Lucius Marnant est un retraité, bercé par l’ennui de son quotidien. Sa voisine – Mona – du même âge que lui avec laquelle il flirte gentiment et les enterrements de ses amis remplissent sa vie passionnante. Mais voilà Lucius n’arrive pas à subvenir à ses besoins. Lors d’une dispute dans un bar il va prouver qu’il a encore de la frappe et se faire remarquer par un étrange personnage qui va lui faire une proposition pour le moins atypique : des combats de boxe du troisième âge.
Organisés dans le sous-sol d’une boite de nuit, les combats s’enchainent et les papis aussi, Lucius se fait une place et prend petit à petit goût au combat. Mais jusqu’où tiendra-t-il ?
« La foule autour d’un cercle de violence. Deux vieillards en caleçons maculés finissent de se faire du mal. Les coups sont secs. C’est étonnant même comme rien ne ressemble à ce qu’on peut imaginer. C’est la première chose que remarquent les nouveaux arrivants. Le bruit de la viande qui claque contre de la viande. Il n’y a pas d’hurlement de la chaire. C’est de la poésie, ça. C’est du cinéma. Des bruitages de films. Mais ce n’est pas la réalité d’un combat. »

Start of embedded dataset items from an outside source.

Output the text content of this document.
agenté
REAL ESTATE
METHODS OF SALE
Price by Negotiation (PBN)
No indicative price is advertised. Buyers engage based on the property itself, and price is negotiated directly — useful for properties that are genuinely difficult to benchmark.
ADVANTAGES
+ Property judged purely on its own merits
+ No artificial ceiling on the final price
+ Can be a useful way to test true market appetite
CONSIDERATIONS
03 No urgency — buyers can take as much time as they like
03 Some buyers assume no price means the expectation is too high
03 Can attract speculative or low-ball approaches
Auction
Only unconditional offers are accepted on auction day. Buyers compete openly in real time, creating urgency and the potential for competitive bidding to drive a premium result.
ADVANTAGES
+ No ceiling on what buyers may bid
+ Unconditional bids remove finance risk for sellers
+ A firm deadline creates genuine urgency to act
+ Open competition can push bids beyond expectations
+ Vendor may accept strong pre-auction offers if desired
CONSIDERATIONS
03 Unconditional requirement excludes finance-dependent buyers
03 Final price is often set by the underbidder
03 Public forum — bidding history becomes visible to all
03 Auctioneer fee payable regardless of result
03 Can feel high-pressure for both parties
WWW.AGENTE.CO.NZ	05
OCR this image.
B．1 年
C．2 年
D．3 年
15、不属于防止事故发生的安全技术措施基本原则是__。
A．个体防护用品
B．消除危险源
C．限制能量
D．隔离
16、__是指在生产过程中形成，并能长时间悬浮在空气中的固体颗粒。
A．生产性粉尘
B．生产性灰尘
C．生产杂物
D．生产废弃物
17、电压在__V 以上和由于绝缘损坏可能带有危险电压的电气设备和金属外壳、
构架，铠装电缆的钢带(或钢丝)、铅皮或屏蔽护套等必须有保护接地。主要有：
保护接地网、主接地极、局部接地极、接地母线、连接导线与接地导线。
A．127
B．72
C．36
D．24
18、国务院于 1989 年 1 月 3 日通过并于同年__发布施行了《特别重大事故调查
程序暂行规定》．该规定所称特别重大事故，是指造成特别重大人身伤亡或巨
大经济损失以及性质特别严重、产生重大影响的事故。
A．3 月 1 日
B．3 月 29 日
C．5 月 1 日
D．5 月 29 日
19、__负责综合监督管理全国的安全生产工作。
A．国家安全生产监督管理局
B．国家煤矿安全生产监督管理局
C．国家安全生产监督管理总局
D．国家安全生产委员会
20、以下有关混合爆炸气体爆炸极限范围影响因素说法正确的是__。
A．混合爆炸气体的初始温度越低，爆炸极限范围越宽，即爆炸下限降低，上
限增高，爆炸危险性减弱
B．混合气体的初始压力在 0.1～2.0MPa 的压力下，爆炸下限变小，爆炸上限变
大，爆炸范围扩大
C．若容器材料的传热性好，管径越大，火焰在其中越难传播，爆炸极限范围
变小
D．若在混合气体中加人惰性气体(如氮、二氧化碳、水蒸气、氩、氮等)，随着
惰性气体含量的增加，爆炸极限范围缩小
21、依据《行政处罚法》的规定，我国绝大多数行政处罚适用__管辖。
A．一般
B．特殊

Texte court mais percutant. Satire de notre société consumériste en mal de sensations fortes. Critique d’une société qui ne respecte plus personne et encore moins ses ancêtres. A travers l’histoire de Lucius une interrogation subsiste, à partir de quel moment devient-on de la chair à canon, un produit de divertissement. Quand est-ce que l’on se déshumanise pour devenir une attraction ?
Même si Lucius se sent revivre et devient critique à l’égard des autres personnes âgées qui se contentent d’attendre la mort, ses combats lui enlèvent une part de lui-même. Ne subsiste plus que sa part d’ombre et ce n’est pas sa relation avec Mona qui prouvera le contraire.
« Enlever les êtres et les souvenirs attachés aux êtres. Enlever les lieux et leur cartographie. Enlever les odeurs. Les rues et les bruits entrent et sortent d’une vie. Enlever petit à petit comme on se déleste de ce qui n’a pas de poids. C’est ça le paradoxe. On garde les meubles. Les albums photos. Les vêtements. La vaisselle. Surtout la vaisselle. On garde de vieilles breloques remisées quelque part pendant une vie. On garde toutes ces choses taillées dans de la matière. Tout ce qui pèse et existe et prend de l’espace. Et on se sépare volontiers des souvenirs. »
Tarik Noui sublime son histoire par son texte, par la justesse des ses mots, son rythme, sa poésie. Dissociant la narration et les dialogues le lecteur a une sensation de décalage entre la réalité des faits et la beauté du récit. Très lyrique le texte est presque fait pour être lu à haute voix. Initialement « A nos pères » fut une pièce radiophonique écrite pour France Culture que vous pourrez retrouver sans difficulté sur leur site en streaming.